The chairman had initially announced a plan that would have limited AT&T and Verizon even more.

Under the original plan, AT&T and Verizon would only have been allowed to bid on 30 MHz of spectrum if broadcasters were willing to sell 60 MHz or more. As spectrum is usually sold in 10 MHz blocks, AT&T and Verizon would have had to inequitably split the airwaves available to them in each market.

But the revised plan approved Thursday allows AT&T and Verizon to bid on at least 40 MHz regardless of how much spectrum broadcasters are willing to sell back.

The new plan was crafted with Commissioner Jessica Rosenworcel, who had raised concerns about meeting the revenue goals for the auction. Under a 2012 law, revenue from the sale will go toward funding a $7 billion nationwide network for first responders and toward deficit reduction.

Rosenworcel applauded the changes and thanked Wheeler for working with her to make more spectrum available to AT&T and Verizon.

In addition to promoting competition in the wireless marketplace, “our approach also ensures that we meet our special responsibilities to our nation’s first responders,” she said.

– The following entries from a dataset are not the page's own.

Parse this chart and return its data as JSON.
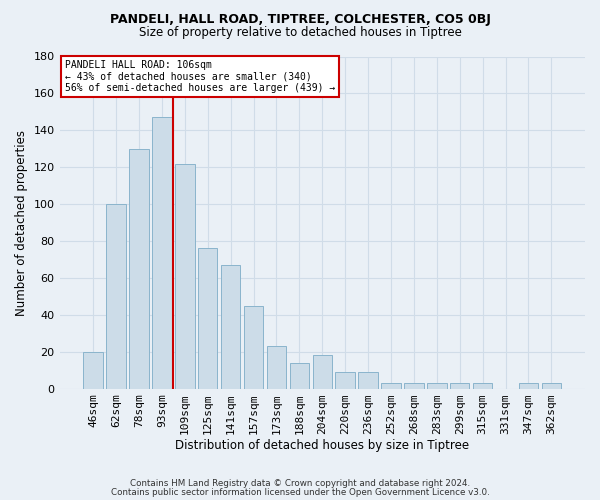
{
  "title1": "PANDELI, HALL ROAD, TIPTREE, COLCHESTER, CO5 0BJ",
  "title2": "Size of property relative to detached houses in Tiptree",
  "xlabel": "Distribution of detached houses by size in Tiptree",
  "ylabel": "Number of detached properties",
  "categories": [
    "46sqm",
    "62sqm",
    "78sqm",
    "93sqm",
    "109sqm",
    "125sqm",
    "141sqm",
    "157sqm",
    "173sqm",
    "188sqm",
    "204sqm",
    "220sqm",
    "236sqm",
    "252sqm",
    "268sqm",
    "283sqm",
    "299sqm",
    "315sqm",
    "331sqm",
    "347sqm",
    "362sqm"
  ],
  "values": [
    20,
    100,
    130,
    147,
    122,
    76,
    67,
    45,
    23,
    14,
    18,
    9,
    9,
    3,
    3,
    3,
    3,
    3,
    0,
    3,
    3
  ],
  "bar_color": "#ccdce8",
  "bar_edge_color": "#8ab4cc",
  "vline_color": "#cc0000",
  "vline_x": 3.5,
  "annotation_line1": "PANDELI HALL ROAD: 106sqm",
  "annotation_line2": "← 43% of detached houses are smaller (340)",
  "annotation_line3": "56% of semi-detached houses are larger (439) →",
  "annotation_box_color": "#ffffff",
  "annotation_box_edge": "#cc0000",
  "ylim": [
    0,
    180
  ],
  "yticks": [
    0,
    20,
    40,
    60,
    80,
    100,
    120,
    140,
    160,
    180
  ],
  "footer1": "Contains HM Land Registry data © Crown copyright and database right 2024.",
  "footer2": "Contains public sector information licensed under the Open Government Licence v3.0.",
  "bg_color": "#eaf0f6",
  "grid_color": "#d0dce8",
  "title1_fontsize": 9,
  "title2_fontsize": 8.5
}
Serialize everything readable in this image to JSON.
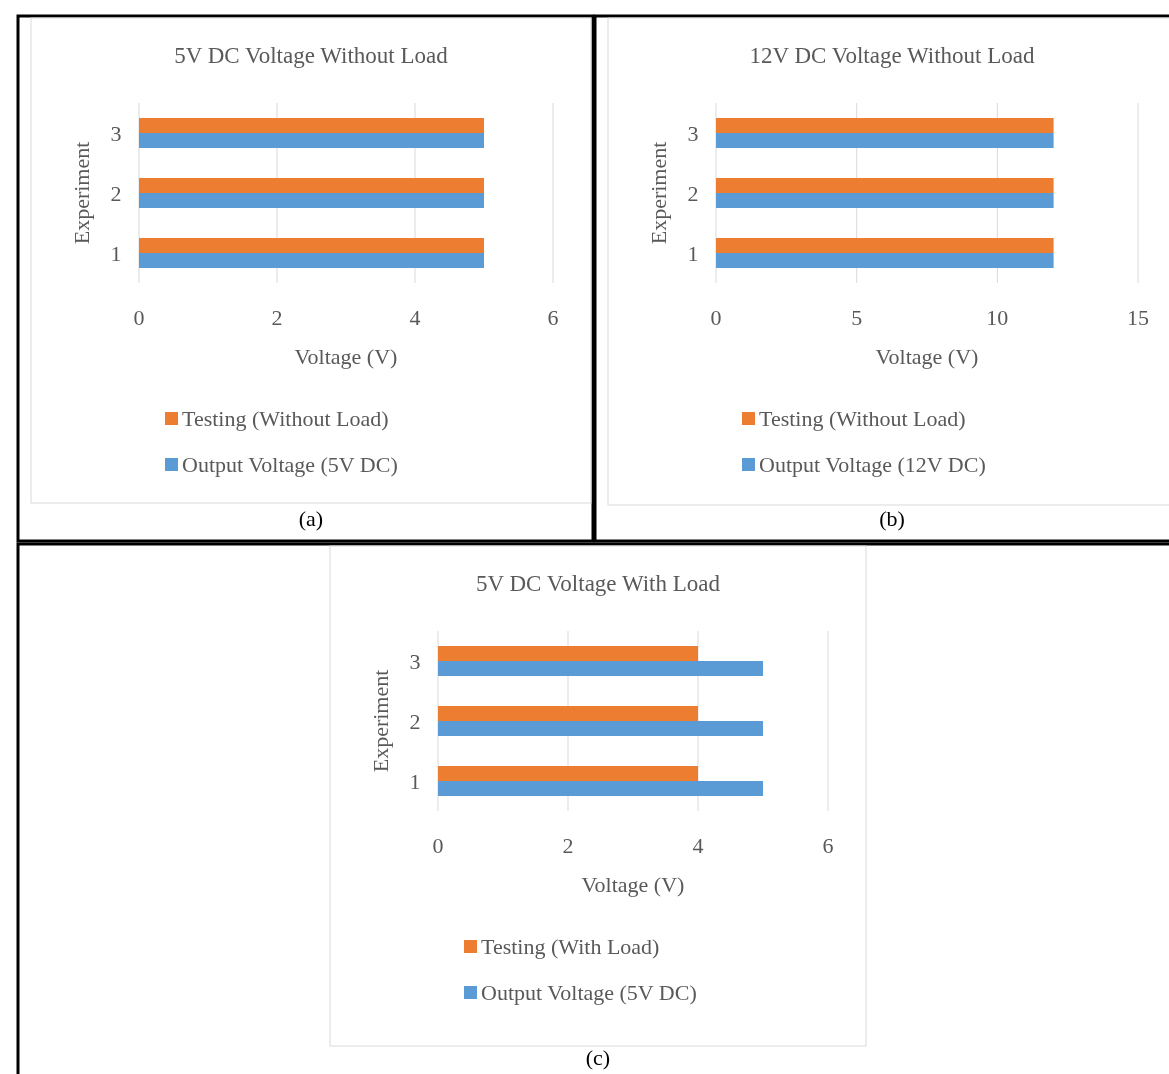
{
  "chart_data": [
    {
      "type": "bar",
      "orientation": "horizontal",
      "title": "5V DC Voltage Without Load",
      "xlabel": "Voltage (V)",
      "ylabel": "Experiment",
      "categories": [
        "3",
        "2",
        "1"
      ],
      "xlim": [
        0,
        6
      ],
      "xticks": [
        0,
        2,
        4,
        6
      ],
      "grid": "x",
      "legend": "bottom",
      "annotations": [
        "(a)"
      ],
      "series": [
        {
          "name": "Testing (Without Load)",
          "color": "#ed7d31",
          "values": [
            5,
            5,
            5
          ]
        },
        {
          "name": "Output Voltage (5V DC)",
          "color": "#5b9bd5",
          "values": [
            5,
            5,
            5
          ]
        }
      ]
    },
    {
      "type": "bar",
      "orientation": "horizontal",
      "title": "12V DC Voltage Without Load",
      "xlabel": "Voltage (V)",
      "ylabel": "Experiment",
      "categories": [
        "3",
        "2",
        "1"
      ],
      "xlim": [
        0,
        15
      ],
      "xticks": [
        0,
        5,
        10,
        15
      ],
      "grid": "x",
      "legend": "bottom",
      "annotations": [
        "(b)"
      ],
      "series": [
        {
          "name": "Testing (Without Load)",
          "color": "#ed7d31",
          "values": [
            12,
            12,
            12
          ]
        },
        {
          "name": "Output Voltage (12V DC)",
          "color": "#5b9bd5",
          "values": [
            12,
            12,
            12
          ]
        }
      ]
    },
    {
      "type": "bar",
      "orientation": "horizontal",
      "title": "5V DC Voltage With Load",
      "xlabel": "Voltage (V)",
      "ylabel": "Experiment",
      "categories": [
        "3",
        "2",
        "1"
      ],
      "xlim": [
        0,
        6
      ],
      "xticks": [
        0,
        2,
        4,
        6
      ],
      "grid": "x",
      "legend": "bottom",
      "annotations": [
        "(c)"
      ],
      "series": [
        {
          "name": "Testing (With Load)",
          "color": "#ed7d31",
          "values": [
            4,
            4,
            4
          ]
        },
        {
          "name": "Output Voltage (5V DC)",
          "color": "#5b9bd5",
          "values": [
            5,
            5,
            5
          ]
        }
      ]
    }
  ]
}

Wheeler said that, after the recent revisions, he is “confident that the wireless industry … will rally around the rules package and make clear that they want to participate aggressively in this auction.”

Earlier this year, AT&T told the agency it would consider boycotting the auction if the FCC went forward with Wheeler’s original plans to limit the company.

Wheeler noted recent filings from AT&T that said the company was looking to bid on 20-40 MHz blocks of spectrum under the lessened limits, which would bring the agency billions, allowing it to “blow past” concerns about low revenue.

“We’re seeing indications that there is going to be sufficient demand at sufficient prices,” he said.

While Democratic Commissioner Mignon Clyburn concurred — giving Wheeler the three Democratic votes he needed to get the auction item passed — she said she preferred the earlier version, where AT&T and Verizon would have had to compete over smaller amounts of airwaves.

“We are encouraging the top two carriers in every locally market to each acquire their coveted 20 MHz of spectrum without having to aggressively compete against each other,” she said.

The agency’s two Republicans — Ajit Pai and Michael O’Rielly — voted against the auction plan, saying that the limits were unfair and could undermine the auction.